Sunday, September 24 2006
"When you teach a child writing, you hold its hand while it forms the letters: that is, it forms the letters because you are forming them. We love and reason because God loves and reasons and holds our hand while we do it. Now if we had not fallen, that would be all plain sailing. But unfortunately we now need God's help in order to do something which God, in His own nature, never does at all--to surrender, to suffer, to submit, to die. Nothing in God's nature corresponds to this process at all. So that the one road for which we now need God's leadership most of all is a road God, in His own nature, has never walked. God can share only what He has: this thing, in His own nature, He has not. "But supposing God became a man--suppose our human nature which can suffer and die was amalgamated with God's nature in one person--then that person could help us. He could surrender His will, and suffer and die, because He was man; and He could do it perfectly because He was God." Mere Christianity The theory of the atonement which Lewis presents as the one which has been most helpful to him is that of Irenaeus and is often called the physical theory of the atonement. Irenaeus was born in Asia Minor sometime between 130 and 140 AD. As a young man he listened to the teaching of Polycarp, Bishop of Smyrna, who had in turn sat under the teaching of the Apostle John. Irenaeus went to Gaul, modern day France, where he eventually became the Bishop of the Church at Lyons. Irenaeus' belief about the work of Christ may be summed up in one sentence: "Because of His measureless love, He became what we are in order to enable us to become what He is." What we lost in Adam is recovered in Christ. Human beings have fallen from God's perfect plan through solidarity with the first human, but we can be restored through solidarity with Christ. Irenaeus' "recapitulation" theory was based on Paul's teaching which summed up the divine purpose as being "to sum up all things in Christ". Irenaeus believed that Christ comprised the whole of reality in himself, humanity included. Christ recapitulated in himself the long history of humankind, but with this great difference: he was obedient at all points to his heavenly Father. Irenaeus' physical theory of the atonement emphasizes Christ's obedient life but also comprises Christ's death:
Irenaeus and Lewis rightly emphasized Jesus Christ as the only perfect penitent person. As we identify ourselves with Christ through faith and participation in the sacraments of baptism and the Lord's Supper, our sins are applied to Christ's spiritual bank account and paid for on the cross.
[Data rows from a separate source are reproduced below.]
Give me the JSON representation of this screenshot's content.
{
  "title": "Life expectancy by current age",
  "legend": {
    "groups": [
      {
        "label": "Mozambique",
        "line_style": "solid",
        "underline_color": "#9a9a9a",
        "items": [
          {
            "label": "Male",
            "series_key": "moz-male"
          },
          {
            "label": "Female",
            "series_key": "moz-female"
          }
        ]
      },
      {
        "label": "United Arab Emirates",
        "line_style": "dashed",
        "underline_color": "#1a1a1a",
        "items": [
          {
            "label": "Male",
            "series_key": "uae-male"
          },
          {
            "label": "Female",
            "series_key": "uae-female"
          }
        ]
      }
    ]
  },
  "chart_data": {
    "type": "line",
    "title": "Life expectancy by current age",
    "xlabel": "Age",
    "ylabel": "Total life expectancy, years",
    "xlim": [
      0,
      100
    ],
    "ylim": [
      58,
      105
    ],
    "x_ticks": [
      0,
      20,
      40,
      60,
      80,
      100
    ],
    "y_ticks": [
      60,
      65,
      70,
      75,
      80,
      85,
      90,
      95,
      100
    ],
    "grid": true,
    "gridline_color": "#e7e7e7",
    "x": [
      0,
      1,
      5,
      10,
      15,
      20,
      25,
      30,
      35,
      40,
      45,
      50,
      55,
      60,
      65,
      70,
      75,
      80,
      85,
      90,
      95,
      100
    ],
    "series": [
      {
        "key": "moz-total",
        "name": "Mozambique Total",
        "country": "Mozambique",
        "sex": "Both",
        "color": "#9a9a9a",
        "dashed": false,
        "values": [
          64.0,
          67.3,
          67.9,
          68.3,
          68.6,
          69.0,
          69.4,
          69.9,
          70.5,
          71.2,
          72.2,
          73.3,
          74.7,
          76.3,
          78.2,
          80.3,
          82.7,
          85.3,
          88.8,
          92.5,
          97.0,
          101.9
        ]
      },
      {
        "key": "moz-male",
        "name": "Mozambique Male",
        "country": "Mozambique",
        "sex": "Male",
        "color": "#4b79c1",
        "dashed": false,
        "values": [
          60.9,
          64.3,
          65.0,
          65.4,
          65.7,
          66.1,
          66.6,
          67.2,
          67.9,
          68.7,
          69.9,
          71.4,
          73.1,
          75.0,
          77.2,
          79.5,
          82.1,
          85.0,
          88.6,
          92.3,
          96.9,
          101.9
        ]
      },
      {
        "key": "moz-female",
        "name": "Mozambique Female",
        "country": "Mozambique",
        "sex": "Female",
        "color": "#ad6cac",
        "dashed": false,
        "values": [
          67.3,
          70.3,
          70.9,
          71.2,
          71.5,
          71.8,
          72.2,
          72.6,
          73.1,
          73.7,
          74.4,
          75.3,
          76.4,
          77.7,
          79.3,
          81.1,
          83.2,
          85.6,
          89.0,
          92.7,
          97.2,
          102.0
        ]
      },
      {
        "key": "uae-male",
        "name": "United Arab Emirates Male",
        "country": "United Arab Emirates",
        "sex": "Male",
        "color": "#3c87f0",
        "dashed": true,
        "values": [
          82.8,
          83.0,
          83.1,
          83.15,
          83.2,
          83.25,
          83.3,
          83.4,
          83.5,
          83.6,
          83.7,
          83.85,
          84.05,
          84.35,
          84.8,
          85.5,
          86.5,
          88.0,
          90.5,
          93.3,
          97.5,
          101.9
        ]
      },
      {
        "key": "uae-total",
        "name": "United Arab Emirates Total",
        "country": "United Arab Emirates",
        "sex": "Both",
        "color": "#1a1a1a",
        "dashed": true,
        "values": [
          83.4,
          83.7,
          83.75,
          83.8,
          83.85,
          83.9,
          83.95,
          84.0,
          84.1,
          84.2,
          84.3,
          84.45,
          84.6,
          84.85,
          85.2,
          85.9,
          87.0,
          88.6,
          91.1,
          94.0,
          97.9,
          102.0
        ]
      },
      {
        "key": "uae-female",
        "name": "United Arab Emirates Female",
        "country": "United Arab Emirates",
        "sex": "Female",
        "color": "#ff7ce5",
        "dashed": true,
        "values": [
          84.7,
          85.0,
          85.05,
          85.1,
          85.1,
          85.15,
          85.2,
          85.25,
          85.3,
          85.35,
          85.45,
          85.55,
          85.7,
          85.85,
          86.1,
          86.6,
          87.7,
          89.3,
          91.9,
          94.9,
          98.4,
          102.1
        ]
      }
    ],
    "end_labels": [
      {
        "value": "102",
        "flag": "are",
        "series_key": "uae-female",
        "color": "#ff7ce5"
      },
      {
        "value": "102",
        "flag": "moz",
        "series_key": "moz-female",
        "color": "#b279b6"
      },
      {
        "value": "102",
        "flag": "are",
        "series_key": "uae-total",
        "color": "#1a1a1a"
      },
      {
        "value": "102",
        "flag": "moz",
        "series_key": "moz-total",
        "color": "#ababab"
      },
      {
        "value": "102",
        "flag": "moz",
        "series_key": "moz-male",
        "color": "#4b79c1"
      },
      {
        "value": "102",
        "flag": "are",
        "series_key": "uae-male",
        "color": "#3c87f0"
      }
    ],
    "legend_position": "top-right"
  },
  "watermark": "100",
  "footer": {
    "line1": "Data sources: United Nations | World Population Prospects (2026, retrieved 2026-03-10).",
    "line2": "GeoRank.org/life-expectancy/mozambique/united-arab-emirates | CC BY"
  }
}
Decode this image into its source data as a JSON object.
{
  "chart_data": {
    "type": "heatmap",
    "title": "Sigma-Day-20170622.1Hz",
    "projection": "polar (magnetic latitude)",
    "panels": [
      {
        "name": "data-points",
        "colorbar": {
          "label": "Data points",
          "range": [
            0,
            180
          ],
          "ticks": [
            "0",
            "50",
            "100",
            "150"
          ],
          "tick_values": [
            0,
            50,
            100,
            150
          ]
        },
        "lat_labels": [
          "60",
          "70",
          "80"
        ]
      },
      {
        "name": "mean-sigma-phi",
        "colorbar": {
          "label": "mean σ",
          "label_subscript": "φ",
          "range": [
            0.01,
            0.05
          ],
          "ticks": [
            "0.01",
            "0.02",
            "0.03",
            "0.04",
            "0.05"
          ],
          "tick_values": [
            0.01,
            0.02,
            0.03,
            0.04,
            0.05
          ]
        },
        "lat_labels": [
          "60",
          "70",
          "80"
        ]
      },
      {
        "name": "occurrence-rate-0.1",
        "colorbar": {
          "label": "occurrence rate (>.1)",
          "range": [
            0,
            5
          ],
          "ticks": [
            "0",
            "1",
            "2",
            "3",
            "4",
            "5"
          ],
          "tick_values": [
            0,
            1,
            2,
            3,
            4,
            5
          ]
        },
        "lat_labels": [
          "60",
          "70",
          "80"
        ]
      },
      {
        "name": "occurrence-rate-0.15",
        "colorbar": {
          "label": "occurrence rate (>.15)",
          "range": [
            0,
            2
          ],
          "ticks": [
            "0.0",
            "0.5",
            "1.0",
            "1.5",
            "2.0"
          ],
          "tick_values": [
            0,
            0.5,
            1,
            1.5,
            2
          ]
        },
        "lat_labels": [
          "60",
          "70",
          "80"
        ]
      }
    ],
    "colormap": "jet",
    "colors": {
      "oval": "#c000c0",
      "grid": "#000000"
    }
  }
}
At the same time, Christ's obedience is applied to our spiritual bank account and worked out in our lives by the Holy Spirit. We can give up trusting in the efficacy of our own repentance to save us and trust in the efficacy of Christ's penitence alone. Rather than trying to form the letters which spell s-a-l-v-a-t-i-o-n ourselves, we need to relax, let go, and let Christ form those letters in us by his Spirit. If we let Christ do his work in and through us then, as Irenaeus says, the glory of God will be humanity fully alive!